Nicole Kidman se met à quatre pattes dans "Babygirl", drame érotique convenu

Nicole Kidman et Harris Dickinson dans le film "Babygirl". [A24]
Nicole Kidman et Harris Dickinson dans le film "Babygirl". - [A24]
Prix d’interprétation au festival de Venise, la star s’abandonne à une relation masochiste dans "Babygirl" de Halina Reijn. Mais entre fantasmes de soumission, velléités transgressives et féminisme de façade, ce drame érotique se vautre dans les clichés les plus éculés.

Les films sont comme des sentiers tracés en pleine forêt. Il y a ceux qui laissent leur public errer, pérégriner sans certitudes dans un dédale de thèmes et de motifs d’une ambiguïté libératrice. Et puis il en va d’autres comme d’un parcours Vita fléché, indiquant à chaque étape ce qu’il convient de faire et de penser.

C’est toute la différence entre la charge sulfureuse d’un Paul Verhoeven, de "Belle de jour" de Luis Bunuel ou de "Portier de nuit" de Liliana Cavani, qui osaient chacun à leur manière aborder les zones les plus obscures et paradoxales de la sexualité féminine, et ce "Babygirl" qui prétend explorer la libido masochiste de son héroïne, cachant mal derrière sa façade féministe un programme parfaitement balisé.

Donc Nicole Kidman est Romy, mariée à Antonio Banderas, mère de deux adolescentes, PDG d’une grande entreprise de robotique. Romy est une sexagénaire qui dirige sa vie d’une main de fer, dissimulant ses fantasmes sexuels à son époux, incapable de la satisfaire. S’ouvrant et s’achevant sur un orgasme de son héroïne (d’abord simulé, puis authentique), "Babygirl" va ainsi suivre la relation irraisonnable que Romy entame avec Samuel (Harris Dickinson), jeune stagiaire qui vient de rejoindre son entreprise. Une relation basée sur une règle simple et consentie: la patronne se soumet sans exception aux moindres ordres de son subalterne qui n’hésite pas à la traiter comme sa chose, voire comme sa chienne.

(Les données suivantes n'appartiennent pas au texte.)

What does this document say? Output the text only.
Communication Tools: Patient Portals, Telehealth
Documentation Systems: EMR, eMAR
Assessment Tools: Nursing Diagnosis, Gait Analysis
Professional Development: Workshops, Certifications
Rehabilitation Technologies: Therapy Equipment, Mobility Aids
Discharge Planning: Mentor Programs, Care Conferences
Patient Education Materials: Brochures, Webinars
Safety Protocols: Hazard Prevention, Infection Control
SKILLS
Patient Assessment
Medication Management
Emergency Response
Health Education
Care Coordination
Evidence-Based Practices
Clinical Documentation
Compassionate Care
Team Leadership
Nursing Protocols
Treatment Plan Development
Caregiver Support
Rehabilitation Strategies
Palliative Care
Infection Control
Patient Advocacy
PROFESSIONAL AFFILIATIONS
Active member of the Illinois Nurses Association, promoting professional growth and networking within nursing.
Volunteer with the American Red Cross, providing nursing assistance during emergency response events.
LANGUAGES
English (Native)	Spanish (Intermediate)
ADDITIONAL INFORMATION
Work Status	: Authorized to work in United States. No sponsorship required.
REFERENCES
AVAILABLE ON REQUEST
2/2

Une provocation inoffensive

Si la vision de Nicole Kidman à quatre pattes, imitant un chien pour laper la main de son jeune amant, vous paraît perturbante, alors ce "Babygirl" est taillé pour vous. Certains n’ont d’ailleurs pas hésité à qualifier le résultat de film féministe, substituant à l’archétype de la femme fatale (par ailleurs bien plus complexe qu’il n’y paraît) celui de la femme soumise, s’émancipant (ah bon?) des carcans patriarcaux et de ce fameux male gaze qui, à force d’être employé à toutes les sauces, finit par ressembler à un label moral plus qu’à une réflexion cinématographique.

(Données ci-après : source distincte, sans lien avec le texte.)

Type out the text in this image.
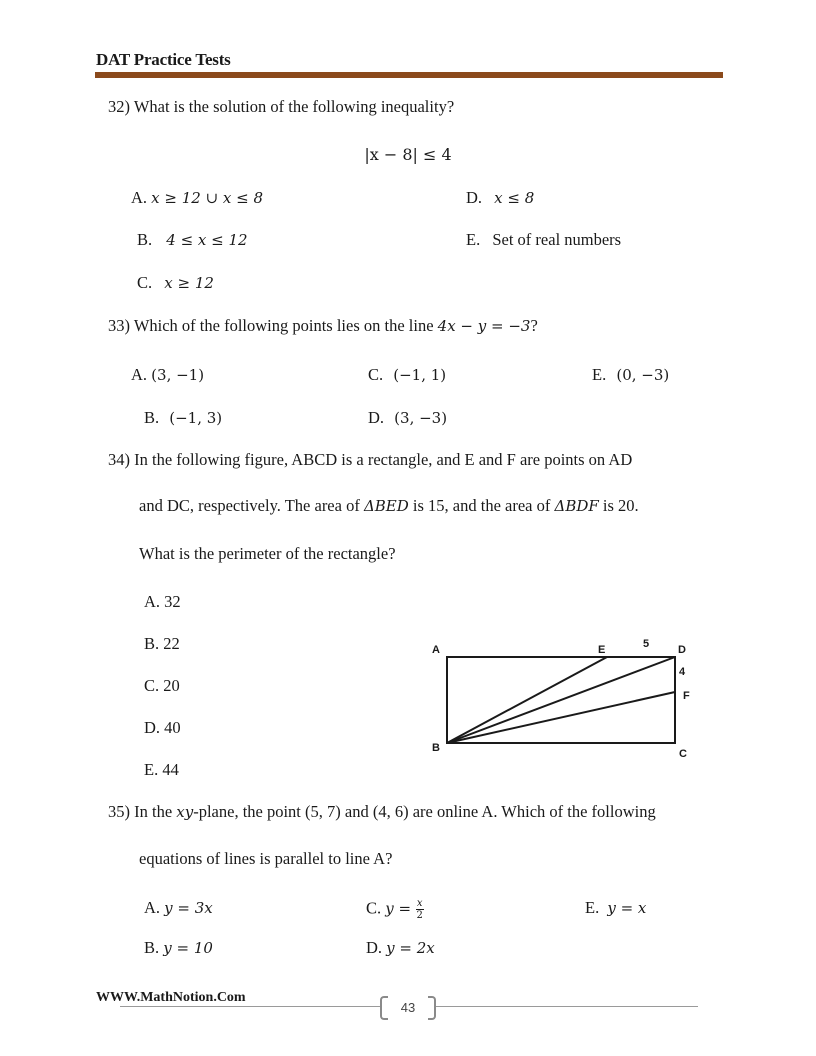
DAT Practice Tests
32) What is the solution of the following inequality?
|x − 8| ≤ 4
A. x ≥ 12 ∪ x ≤ 8
B. 4 ≤ x ≤ 12
C. x ≥ 12
D. x ≤ 8
E. Set of real numbers
33) Which of the following points lies on the line 4x − y = −3?
A. (3, −1)
B. (−1, 3)
C. (−1, 1)
D. (3, −3)
E. (0, −3)
34) In the following figure, ABCD is a rectangle, and E and F are points on AD
and DC, respectively. The area of ΔBED is 15, and the area of ΔBDF is 20.
What is the perimeter of the rectangle?
A. 32
B. 22
C. 20
D. 40
E. 44
A
B	C
D
E
F
5
4
35) In the xy-plane, the point (5, 7) and (4, 6) are online A. Which of the following
equations of lines is parallel to line A?
A. y = 3x
B. y = 10
C. $y = \frac{x}{2}$
D. y = 2x
E. y = x
WWW.MathNotion.Com
43
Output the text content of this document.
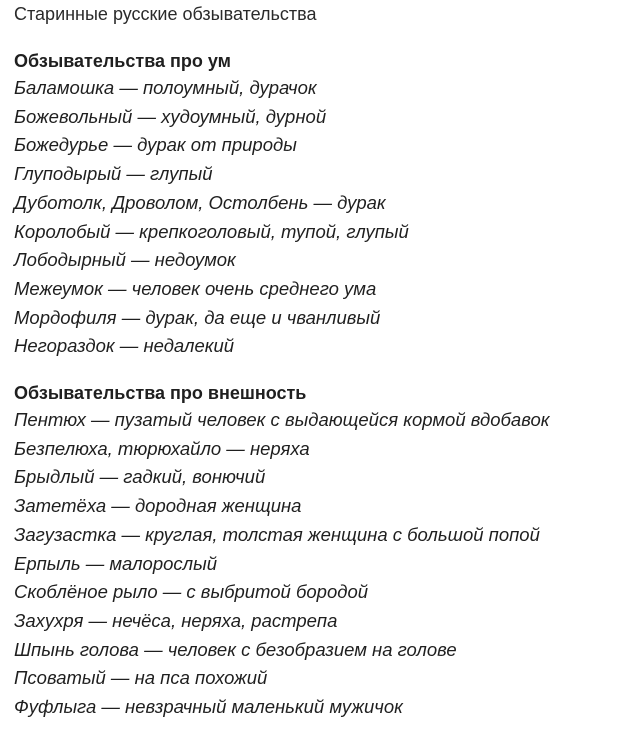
Старинные русские обзывательства
Обзывательства про ум
Баламошка — полоумный, дурачок
Божевольный — худоумный, дурной
Божедурье — дурак от природы
Глуподырый — глупый
Дуботолк, Дроволом, Остолбень — дурак
Королобый — крепкоголовый, тупой, глупый
Лободырный — недоумок
Межеумок — человек очень среднего ума
Мордофиля — дурак, да еще и чванливый
Негораздок — недалекий
Обзывательства про внешность
Пентюх — пузатый человек с выдающейся кормой вдобавок
Безпелюха, тюрюхайло — неряха
Брыдлый — гадкий, вонючий
Затетёха — дородная женщина
Загузастка — круглая, толстая женщина с большой попой
Ерпыль — малорослый
Скоблёное рыло — с выбритой бородой
Захухря — нечёса, неряха, растрепа
Шпынь голова — человек с безобразием на голове
Псоватый — на пса похожий
Фуфлыга — невзрачный маленький мужичок
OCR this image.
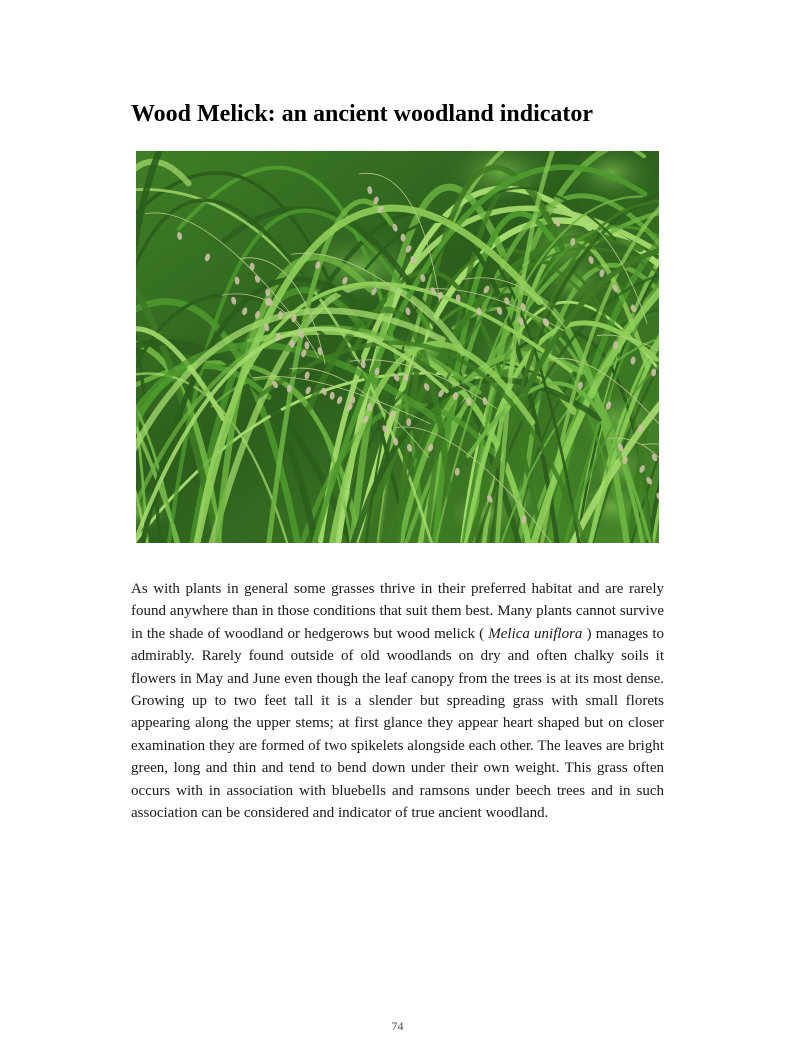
Wood Melick: an ancient woodland indicator

As with plants in general some grasses thrive in their preferred habitat and are rarely found anywhere than in those conditions that suit them best. Many plants cannot survive in the shade of woodland or hedgerows but wood melick ( Melica uniflora ) manages to admirably. Rarely found outside of old woodlands on dry and often chalky soils it flowers in May and June even though the leaf canopy from the trees is at its most dense. Growing up to two feet tall it is a slender but spreading grass with small florets appearing along the upper stems; at first glance they appear heart shaped but on closer examination they are formed of two spikelets alongside each other. The leaves are bright green, long and thin and tend to bend down under their own weight. This grass often occurs with in association with bluebells and ramsons under beech trees and in such association can be considered and indicator of true ancient woodland.

74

>> A écouter, les avis - très mitigés - du débat cinéma de Vertigo sur le film "Babygirl" :

Scène tirée du film "Babygirl" de Halina Reijn. [Constantin Film / Niko Tavernise]Constantin Film / Niko Tavernise
Débat cinéma, "Babygirl" de Halina Reijn / Vertigo / 6 min. / mercredi à 17:17

Sauf qu’on a un peu de mal à percevoir en quoi la cinéaste échappe au cliché autour de la domination masculine et de la soumission féminine, préférant déléguer à ses personnages le devoir de commenter son film au propos on ne peut plus fuyant. Ainsi, lorsqu’une stagiaire s’étonne qu’une femme à la tête d’une entreprise puisse se comporter comme elle le fait, Romy lui rétorque qu’elle confond "morale et ambition". Ou quand une autre scène confronte Samuel au schéma obsolète de la femme soumise au bon vouloir de son amant, le jeune éphèbe de répondre un comique "tu ne peux pas comprendre".

Commode pour la cinéaste néerlandaise Halina Reijn qui ne s’embarrasse pas de creuser son sujet et réduit ses personnages à des incarnations inoffensives de schémas éculés. C’est d’autant plus dommage que "Babygirl" profite de l’implication complète de Nicole Kidman, qui va jusqu’à mettre dans son personnage des détails tout à fait personnels, comme cette scène d’injection de botox qui frise le portrait de la star elle-même. 

Mais là encore, le film ne se met jamais en danger, évite de plonger sa caméra dans le cambouis, trop occupé à cocher les cases d’une dissertation scolaire cumulant sa thèse, son antithèse et sa synthèse. Quant au parfum de scandale, il s’évapore aussitôt le film fini.

Rafael Wolf/sc

"Babygirl" de Halina Reijn, avec Nicole Kidman, Antonio Banderas, Harris Dickinson. A voir dans les salles romandes depuis le 15 janvier 2025.